This review is essentially one big spoiler. River Song would not approve.
The Day of the Doctor is a tricky episode to rate. It’s packed full of little treats for Doctor Who fans young and old but the logic is all over the place, the boundary between sci-fi and fantasy blurred confusingly. In a normal series run it would be a damn good episode; as the long-awaited 50th anniversary episode, it feels slightly too tepid.
…Hurt’s ninth Doctor expressed comical dismay at his older yet more childish regenerations…

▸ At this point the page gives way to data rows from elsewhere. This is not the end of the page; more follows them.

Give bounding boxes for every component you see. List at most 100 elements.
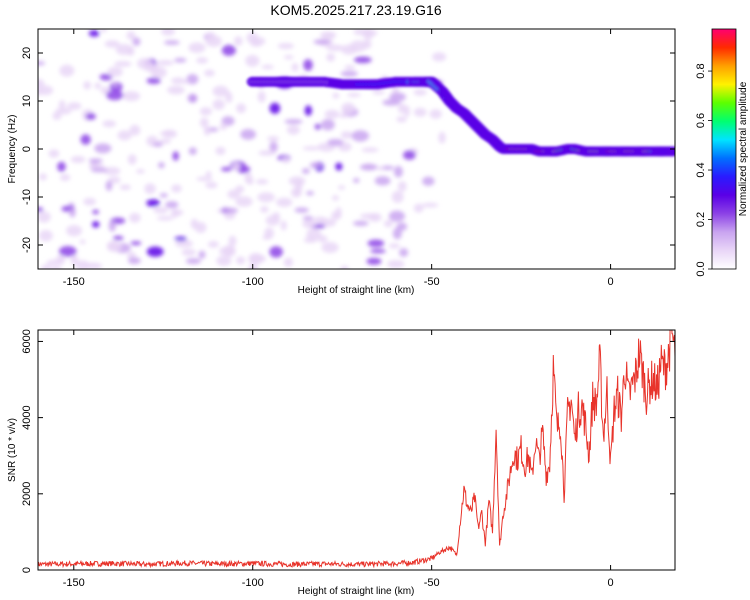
- noise-blob: [269, 141, 278, 153]
- noise-blob: [413, 203, 424, 213]
- noise-blob: [258, 150, 276, 156]
- noise-blob: [294, 207, 309, 213]
- noise-blob: [288, 176, 306, 186]
- noise-blob: [194, 221, 207, 233]
- noise-blob: [167, 85, 185, 95]
- noise-blob: [112, 235, 124, 241]
- noise-blob: [220, 167, 232, 172]
- noise-blob: [212, 99, 225, 110]
- spectrogram-y-tick-label: 10: [21, 95, 33, 107]
- noise-blob: [52, 111, 62, 121]
- noise-blob: [335, 162, 343, 171]
- noise-blob: [245, 54, 260, 67]
- signal-track: [246, 76, 675, 157]
- colorbar-label: Normalized spectral amplitude: [738, 81, 749, 216]
- noise-blob: [303, 237, 318, 243]
- noise-blob: [362, 29, 374, 40]
- snr-x-axis-label: Height of straight line (km): [298, 586, 415, 597]
- noise-blob: [67, 102, 82, 110]
- noise-blob: [108, 220, 116, 232]
- noise-blob: [188, 42, 206, 53]
- noise-blob: [377, 166, 384, 171]
- noise-blob: [173, 209, 184, 216]
- noise-blob: [339, 113, 348, 119]
- snr-y-tick-label: 2000: [21, 482, 33, 506]
- noise-blob: [59, 245, 77, 257]
- spectrogram-x-axis: -150 -100 -50 0: [63, 29, 614, 288]
- noise-blob: [387, 259, 405, 269]
- noise-blob: [236, 103, 247, 114]
- noise-blob: [59, 173, 71, 182]
- colorbar-tick-label: 0.4: [695, 162, 707, 177]
- noise-blob: [196, 176, 213, 182]
- noise-blob: [88, 158, 103, 163]
- noise-blob: [361, 147, 379, 153]
- noise-blob: [158, 138, 171, 144]
- noise-blob: [92, 209, 100, 215]
- colorbar-tick-label: 0.6: [695, 113, 707, 128]
- snr-panel: -150 -100 -50 0 0 2000 4000 6000 Height of str…: [7, 329, 676, 597]
- noise-blob: [374, 176, 391, 186]
- noise-blob: [388, 210, 405, 222]
- noise-blob: [399, 248, 409, 257]
- noise-blob: [205, 181, 218, 189]
- colorbar-axis: 0.0 0.2 0.4 0.6 0.8: [695, 63, 712, 277]
- noise-blob: [326, 53, 335, 62]
- noise-blob: [161, 29, 176, 36]
- chart-title: KOM5.2025.217.23.19.G16: [270, 2, 441, 18]
- noise-blob: [132, 37, 141, 46]
- noise-blob: [106, 90, 124, 101]
- spectrogram-x-tick-label: -150: [63, 276, 85, 288]
- noise-blob: [153, 207, 169, 214]
- noise-blob: [102, 120, 116, 128]
- noise-blob: [234, 36, 243, 46]
- noise-blob: [291, 63, 299, 72]
- noise-blob: [171, 77, 186, 84]
- noise-blob: [344, 65, 356, 70]
- noise-blob: [421, 202, 439, 208]
- noise-blob: [56, 255, 66, 263]
- noise-blob: [228, 235, 237, 247]
- noise-blob: [175, 239, 194, 248]
- snr-x-axis: -150 -100 -50 0: [63, 330, 614, 589]
- noise-blob: [286, 124, 300, 135]
- noise-blob: [269, 102, 281, 114]
- noise-blob: [146, 246, 164, 257]
- noise-blob: [326, 44, 344, 52]
- noise-blob: [70, 155, 86, 164]
- noise-blob: [204, 69, 215, 77]
- noise-blob: [301, 168, 310, 174]
- colorbar-tick-label: 0.0: [695, 261, 707, 276]
- noise-blob: [196, 57, 208, 64]
- noise-blob: [38, 61, 46, 66]
- colorbar-scale: [712, 29, 736, 269]
- noise-blob: [185, 258, 202, 265]
- noise-blob: [283, 55, 294, 60]
- colorbar-tick-label: 0.2: [695, 212, 707, 227]
- snr-y-tick-label: 4000: [21, 405, 33, 429]
- noise-blob: [340, 70, 359, 77]
- noise-blob: [162, 129, 178, 139]
- noise-blob: [353, 56, 372, 64]
- signal-track-core: [668, 148, 675, 154]
- noise-blob: [39, 230, 53, 242]
- noise-blob: [240, 128, 256, 140]
- noise-blob: [212, 85, 229, 97]
- noise-blob: [276, 197, 293, 207]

You can’t accuse it of not being lovingly done though. The episode throughout was a harmonious patchwork of old and new, from the original 1960s credits to U.N.I.T. to the TARDIS being helicoptered into London to the thirteenth Doctor. Let’s take a moment to dwell on that “thirteenth Doctor” bit. It may have only been a hand on the console and a glimpse of scarily intense eyes, but when Peter Capaldi made his brief appearance the cinema I was burst into one united scream. It was moments like these that made the episode truly worth watching; sometimes flooring, usually hilarious.
The Day of the Doctor perhaps excelled most in poking fun at its own titular character(s?). Hurt’s ninth Doctor expressed comical dismay at his older yet more childish regenerations while Ten and Eleven revelled in trying to one-up each other. Viewers who are too young at the moment to understand Doctor Who’s more *ahem* adult jokes are in for a treat in a few years’ time.
…Seriously, what happened to them in the end?…
But somehow I wish there had been time for more character interaction. The meeting between Ten and Eleven felt a little rushed, their shared amazement quickly passing. Neither can I be the only one who’s rather disappointed that Billie Piper didn’t appear as the Rose Tyler we know; it would have been fascinating to see Eleven’s reaction to her. Still, the idea of a weapon so powerful it has a consciousness – played by the aforementioned Piper – was among the sparks of brilliance that lit the episode up.
Those sparks helped to glamour the viewer somewhat into forgetting untied plot threads, like the Zygons in the Black Archives beneath the Tower of London. Seriously, what happened to them in the end? Did they and the humans they were imitating ever work out who was human and who was Zygon after the Doctors wiped their memories? Where in time and space was that room in the last scene? The Hurt and Tennant Doctors won’t remember the events but will Eleven? Some questions are good, but too many aren’t. Stephen Moffat seemed to be firing all cannons with this episode, and not all of them hit the mark.
…The Day of the Doctor couldn’t live up to the weight of the hype…
The Day of the Doctor ultimately felt like a quieter episode than all the hype led us to expect. There were plenty of laser guns and explosions in the Gallifrey scenes but these had a sense of being obligatory, something shiny to look at. In a way, An Adventure in Space and Time which dramatised the beginnings of Doctor Who as a programme in the 1960s felt more emotionally satisfying. But The Day of the Doctor packed a real punch with its musings on utilitarianism – was it worth taking the lives of 2.47 billion Gallifreyan children to save the rest of the universe from the Daleks? This time, the three Doctors decided it wasn’t. It’ll be interesting to see if the events of The Day of the Doctor have immediate implications for the thirteenth Doctor when he arrives on our screens.
As with many things, The Day of the Doctor couldn’t live up to the weight of the hype that the BBC spent months building up. But it is essential viewing for all fans, and hopefully a fun 75 minutes for the uninitiated or ambivalent.